What the industrial worker wants is . . . a method of living in social relationship with other people and . . . as part of this an economic function for and value to the group.Elton Mayo,
The thousands of images Ayres and Davenport received revealed that behind the product lay a corporate system driven by power, efficiency, and industrial research. These recurring themes provided a compelling arsenal of symbols that both celebrated American capitalist might and combated negative publicity generated by labor unions and the realities of the Depression. Ayres and Davenport showed no interest in collecting photographs illustrating the darker side of industrial unrest; noticeably absent from the archive, for example, are stark scenes of unemployment lines, labor strikes, or tenant farmers.
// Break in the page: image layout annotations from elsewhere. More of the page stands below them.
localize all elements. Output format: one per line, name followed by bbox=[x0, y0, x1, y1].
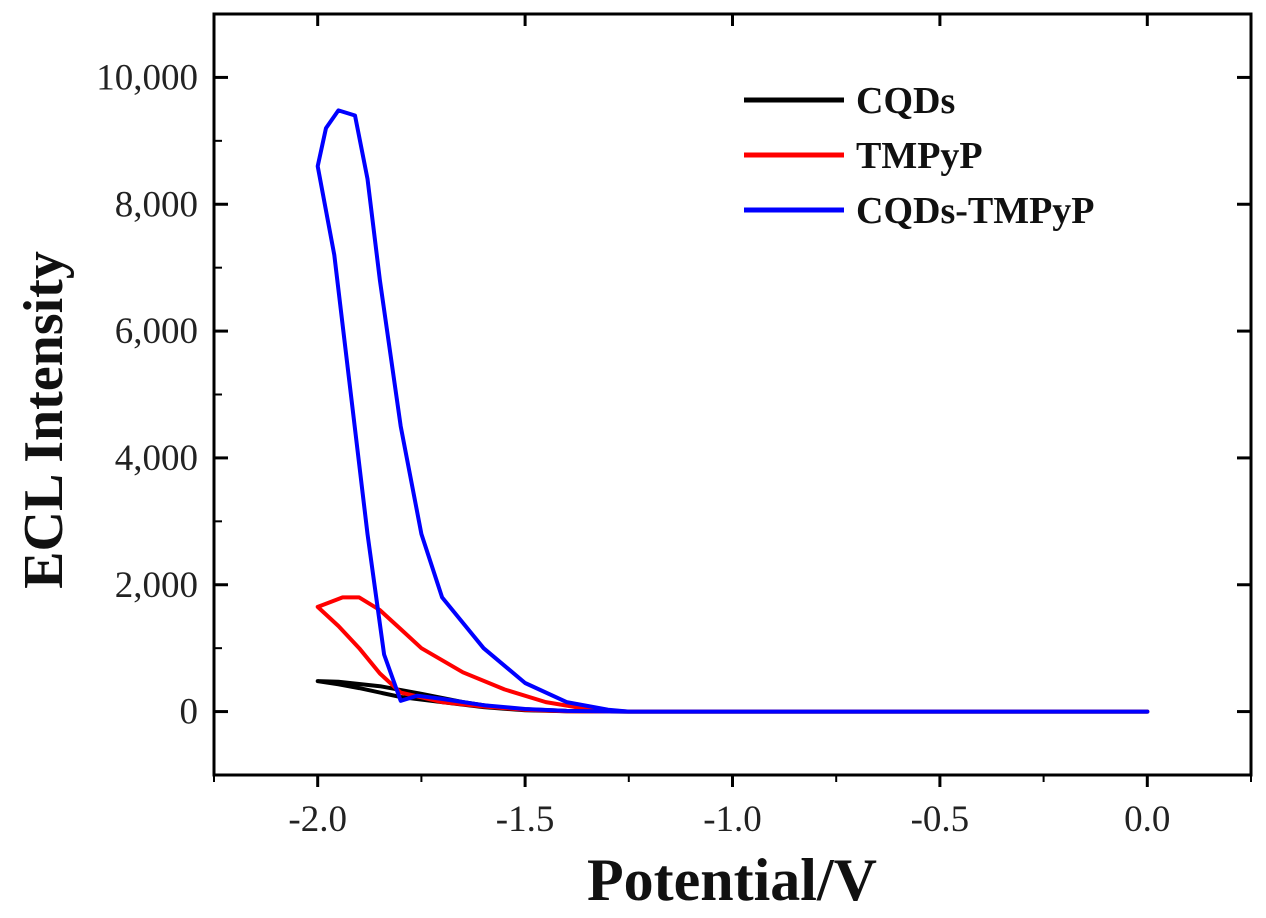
x-tick-labels: -2.0 -1.5 -1.0 -0.5 0.0 bbox=[288, 799, 1170, 840]
y-axis-title: ECL Intensity bbox=[13, 251, 75, 589]
legend-label: CQDs-TMPyP bbox=[856, 190, 1095, 232]
legend: CQDs TMPyP CQDs-TMPyP bbox=[744, 80, 1095, 232]
series-lines bbox=[315, 108, 1150, 714]
legend-label: TMPyP bbox=[856, 135, 983, 177]
series-line-cqds bbox=[315, 679, 1150, 714]
x-tick-label: -2.0 bbox=[288, 799, 347, 840]
y-tick-label: 6,000 bbox=[115, 311, 198, 352]
series-line-tmpyp bbox=[315, 595, 1150, 714]
axis-ticks bbox=[213, 13, 1252, 787]
y-tick-label: 10,000 bbox=[96, 57, 198, 98]
y-tick-label: 2,000 bbox=[115, 565, 198, 606]
y-tick-label: 0 bbox=[180, 692, 199, 733]
x-tick-label: 0.0 bbox=[1124, 799, 1170, 840]
y-tick-label: 4,000 bbox=[115, 438, 198, 479]
legend-label: CQDs bbox=[856, 80, 955, 122]
y-tick-label: 8,000 bbox=[115, 184, 198, 225]
x-tick-label: -1.5 bbox=[496, 799, 555, 840]
x-tick-label: -1.0 bbox=[703, 799, 762, 840]
x-tick-label: -0.5 bbox=[911, 799, 970, 840]
series-line-cqds-tmpyp bbox=[315, 108, 1150, 714]
y-tick-labels: 0 2,000 4,000 6,000 8,000 10,000 bbox=[96, 57, 198, 732]
x-axis-title: Potential/V bbox=[587, 847, 877, 913]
Economic and social instability, however, increasingly became the impetus for business schools such as Harvard to consider the question of the human factor. During the 1930s the Business School doubled the number of classes it offered in industrial relations. In courses such as “Human Problems of Administration” and “Personnel Research” students became familiar with prevailing management theories that espoused the importance of a cooperative system and common purpose among workers. They would find this principle repeatedly underscored in the industrial photograph collection. In John Mudd’s atmospheric image, factory employees harness the might of Midvale Steel Company’s massive 9,000-ton forging press. In publicity shots for the Chrysler Corporation, employees participate in the exemplary process of standardization and cooperative efficiency—the assembly line, and an “industrial doctor of science,” as the accompanying caption states, performs “basic data research” aimed at formulating the best possible car lubricant.